In recent years, there has been a proliferation of prescription coupons and discounts offered by the manufacturers of prescription drugs to encourage the use of their products which are often expensive. In the short term, these coupons and discounts can reduce a patient’s out-of-pocket costs for a prescription drug, but in the long term, this practice can raise the cost of providing coverage for health and prescription benefits, which in turn results in higher health care premium costs for all consumers. 

PBMs were initially formed over 40 years ago and are contracted by health plans, self- insured employers, and government payers to assist insurers and employers in managing prescription drug benefit programs acting as third party administrators. They achieved success and were effective in negotiating prices with pharmaceutical manufacturers and reducing prescription drug prices.
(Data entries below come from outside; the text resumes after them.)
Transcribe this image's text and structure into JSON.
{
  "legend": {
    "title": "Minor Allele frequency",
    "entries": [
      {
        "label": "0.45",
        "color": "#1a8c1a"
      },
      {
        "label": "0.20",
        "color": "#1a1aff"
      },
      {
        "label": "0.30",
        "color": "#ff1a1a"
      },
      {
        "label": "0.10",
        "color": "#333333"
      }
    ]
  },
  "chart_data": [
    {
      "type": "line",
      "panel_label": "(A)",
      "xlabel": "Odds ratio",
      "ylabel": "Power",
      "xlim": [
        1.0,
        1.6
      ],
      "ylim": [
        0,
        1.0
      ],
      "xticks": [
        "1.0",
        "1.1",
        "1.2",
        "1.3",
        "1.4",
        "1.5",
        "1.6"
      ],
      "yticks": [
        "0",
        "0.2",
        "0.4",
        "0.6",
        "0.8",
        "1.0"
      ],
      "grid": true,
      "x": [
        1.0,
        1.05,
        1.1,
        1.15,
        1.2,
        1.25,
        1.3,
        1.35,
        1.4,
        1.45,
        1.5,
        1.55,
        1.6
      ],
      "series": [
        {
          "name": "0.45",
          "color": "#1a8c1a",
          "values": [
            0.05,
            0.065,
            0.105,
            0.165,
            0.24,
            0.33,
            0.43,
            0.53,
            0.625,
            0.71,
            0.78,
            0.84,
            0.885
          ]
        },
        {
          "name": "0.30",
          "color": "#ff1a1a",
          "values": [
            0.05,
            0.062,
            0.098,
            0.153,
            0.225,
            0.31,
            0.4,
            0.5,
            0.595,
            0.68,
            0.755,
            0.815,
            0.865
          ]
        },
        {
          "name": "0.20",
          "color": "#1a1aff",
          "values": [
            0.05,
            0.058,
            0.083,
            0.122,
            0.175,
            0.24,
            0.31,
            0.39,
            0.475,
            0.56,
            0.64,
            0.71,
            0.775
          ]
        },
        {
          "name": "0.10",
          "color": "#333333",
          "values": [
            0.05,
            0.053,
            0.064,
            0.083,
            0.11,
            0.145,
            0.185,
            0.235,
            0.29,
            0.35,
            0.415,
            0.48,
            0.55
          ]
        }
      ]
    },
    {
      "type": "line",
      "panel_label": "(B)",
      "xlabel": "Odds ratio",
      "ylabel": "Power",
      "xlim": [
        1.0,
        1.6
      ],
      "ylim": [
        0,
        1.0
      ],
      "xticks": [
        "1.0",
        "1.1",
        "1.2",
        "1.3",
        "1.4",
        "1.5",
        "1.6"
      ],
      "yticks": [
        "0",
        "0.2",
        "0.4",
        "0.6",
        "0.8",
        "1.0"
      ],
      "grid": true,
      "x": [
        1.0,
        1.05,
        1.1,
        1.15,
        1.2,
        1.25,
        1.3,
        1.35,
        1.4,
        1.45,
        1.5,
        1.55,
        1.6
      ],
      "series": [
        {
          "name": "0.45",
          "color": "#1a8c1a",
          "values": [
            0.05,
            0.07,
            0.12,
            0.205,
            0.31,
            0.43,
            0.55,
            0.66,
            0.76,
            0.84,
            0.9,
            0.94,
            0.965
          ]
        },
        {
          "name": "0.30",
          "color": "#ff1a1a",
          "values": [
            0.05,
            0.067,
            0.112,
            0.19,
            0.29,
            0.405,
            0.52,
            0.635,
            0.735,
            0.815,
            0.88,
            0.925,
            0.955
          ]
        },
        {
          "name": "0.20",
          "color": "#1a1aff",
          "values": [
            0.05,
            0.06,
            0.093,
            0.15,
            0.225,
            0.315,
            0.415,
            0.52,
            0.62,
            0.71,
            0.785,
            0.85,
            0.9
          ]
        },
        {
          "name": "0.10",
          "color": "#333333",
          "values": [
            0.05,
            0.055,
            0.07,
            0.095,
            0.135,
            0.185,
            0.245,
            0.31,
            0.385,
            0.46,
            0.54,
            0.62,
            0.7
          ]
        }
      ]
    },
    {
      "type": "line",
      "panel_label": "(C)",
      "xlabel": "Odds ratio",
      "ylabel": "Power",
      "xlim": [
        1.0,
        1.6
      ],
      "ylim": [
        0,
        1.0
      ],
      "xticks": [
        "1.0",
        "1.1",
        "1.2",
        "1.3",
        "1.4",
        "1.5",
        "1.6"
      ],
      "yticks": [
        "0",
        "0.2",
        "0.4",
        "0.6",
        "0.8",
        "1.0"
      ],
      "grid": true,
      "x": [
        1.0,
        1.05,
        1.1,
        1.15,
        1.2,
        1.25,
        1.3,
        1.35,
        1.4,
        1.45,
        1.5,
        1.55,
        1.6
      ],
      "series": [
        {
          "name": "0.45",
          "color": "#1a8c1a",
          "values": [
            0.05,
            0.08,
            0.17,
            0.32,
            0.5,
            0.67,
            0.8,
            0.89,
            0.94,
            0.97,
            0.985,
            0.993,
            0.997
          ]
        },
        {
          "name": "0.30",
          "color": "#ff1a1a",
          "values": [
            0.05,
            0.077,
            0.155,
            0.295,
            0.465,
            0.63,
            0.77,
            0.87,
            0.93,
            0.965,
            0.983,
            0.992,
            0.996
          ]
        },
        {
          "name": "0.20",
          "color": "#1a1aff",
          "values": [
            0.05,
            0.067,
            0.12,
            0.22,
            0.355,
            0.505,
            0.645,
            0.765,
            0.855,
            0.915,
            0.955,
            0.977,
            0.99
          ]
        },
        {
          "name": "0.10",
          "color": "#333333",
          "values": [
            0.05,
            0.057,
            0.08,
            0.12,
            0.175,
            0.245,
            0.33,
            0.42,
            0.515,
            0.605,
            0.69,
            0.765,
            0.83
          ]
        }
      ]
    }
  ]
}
Today, it is estimated that the three largest PBMs manage prescription drug coverage to more than 180 million Americans or roughly 78 percent of Americans. In 2014, the combined revenues of the three largest PBM’s exceeded $270 billion. “With that kind of revenue and no oversight, that’s a big concern for me,” said Wood. “If the PBMs are, in fact, negotiating the best pricing and doing right by consumers, they should have no concern with us ‘looking under the hood’.”